Salvador se había expresado así, mostrando
toda su perplejidad, por un comportamiento que no entendía.
—La guerra tiene comportamientos que no
tienen lógica. Es como el comportamiento de los hombres, cuando se
lleva a sus extremos. Son capaces de hundirte y luego alargarte la
agonía con unos litros de agua—.
El Capitán había ofrecido un cigarrillo a
Elias, que rehusó, el único que fumaba era él.
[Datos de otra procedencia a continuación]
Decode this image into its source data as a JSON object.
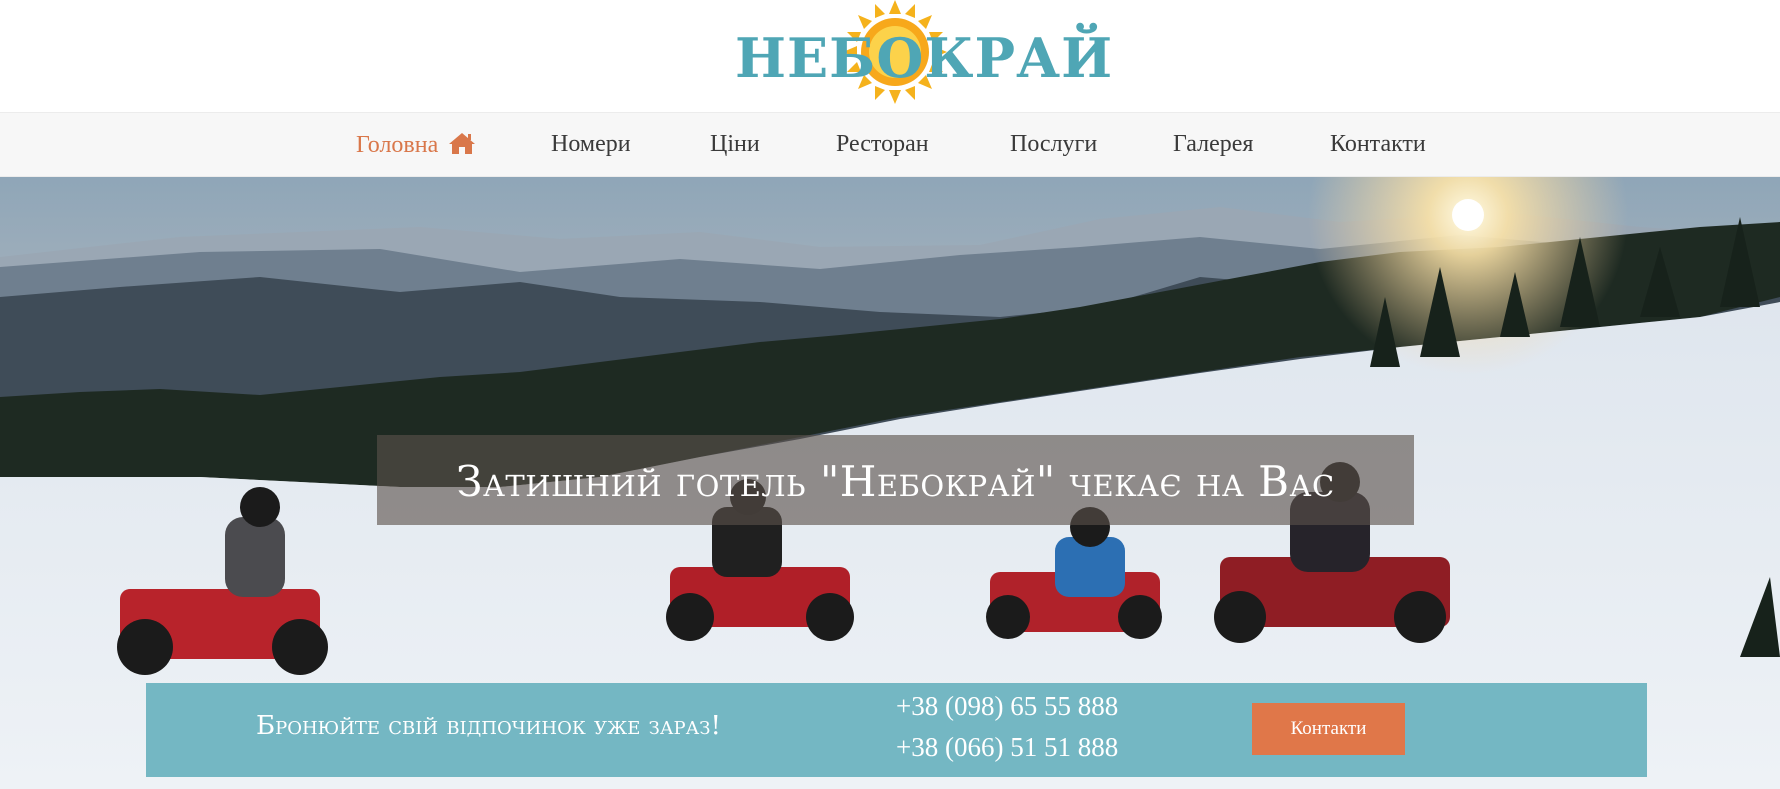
{
  "logo": {
    "text": "НЕБОКРАЙ"
  },
  "nav": {
    "items": [
      {
        "label": "Головна",
        "active": true
      },
      {
        "label": "Номери"
      },
      {
        "label": "Ціни"
      },
      {
        "label": "Ресторан"
      },
      {
        "label": "Послуги"
      },
      {
        "label": "Галерея"
      },
      {
        "label": "Контакти"
      }
    ]
  },
  "hero": {
    "title": "Затишний готель \"Небокрай\" чекає на Вас"
  },
  "booking": {
    "text": "Бронюйте свій відпочинок уже зараз!",
    "phone1": "+38 (098) 65 55 888",
    "phone2": "+38 (066) 51 51 888",
    "button_label": "Контакти"
  },
  "colors": {
    "accent": "#e07749",
    "teal": "#74b7c3",
    "logo_teal": "#4fa6b5",
    "sun": "#f5b21c"
  }
}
—Cuando el submarino paró maquinas a unos
metros de la lancha, no entendí lo que me decían, pensé que me iban
a ametrallar, había dos marineros que me apuntaban, eran jóvenes,
en vez de disparar me lanzaron los víveres, en ese momento pensé en
lo indefenso que estamos todos en este mundo. Cuando estuve en
España, por lo menos tenía un arma con la que defenderme y atacar,
pero en mitad del mar, solo, con un moribundo y con lo único que
tenía en la mano, un remo—.
Elias había hablado lentamente, en un
español claro.
Salvador se dirigió al inglés.
—Le entiendo perfectamente, yo también
estuve en la guerra, pero no peleando, sino en Madrid sitiado y
también me apuntaron varias veces con un arma. Sé lo que se
siente—.
—Yo estuve en Madrid, fui de los primeros y
me evacuaron un poco antes de que salieran de España las Brigadas
Internacionales. Es un pueblo maravilloso y sus gentes son
valientes y generosas. Yo luché contra Franco y contra el
fascismo—.
El Capitán salió, reclamado por el
maquinista y les dejó solos.
—Salí de Inglaterra a ayudar al pueblo
español. Yo era comunista, al llegar allí, nos llevaron a Albacete
y luego a Madrid. Estuve en la defensa de Madrid, en la Ciudad
Universitaria. Por la tarde íbamos a la ciudad, teníamos tiempo de
ir a la Gran Vía y a los bares de Madrid. El frente estaba al lado.
Era una ciudad sitiada pero la gente no perdía la sonrisa. Murieron
muchos como yo, que vinieron de otros sitios. ¿Usted en que bando
estaba?—.
—Amigo, ¡Que mas da en que bando estaba! Lo
importante es ¡en que bando estoy! Ahora en España solo hay un
bando, los que han ganado la guerra. Siempre ha sido así, el que
gana la guerra impone sus condiciones y elimina al otro
bando—.
—Pero la guerra no ha terminado, cuando
destrocemos a Hitler, habrá que volverse y acabar con Franco.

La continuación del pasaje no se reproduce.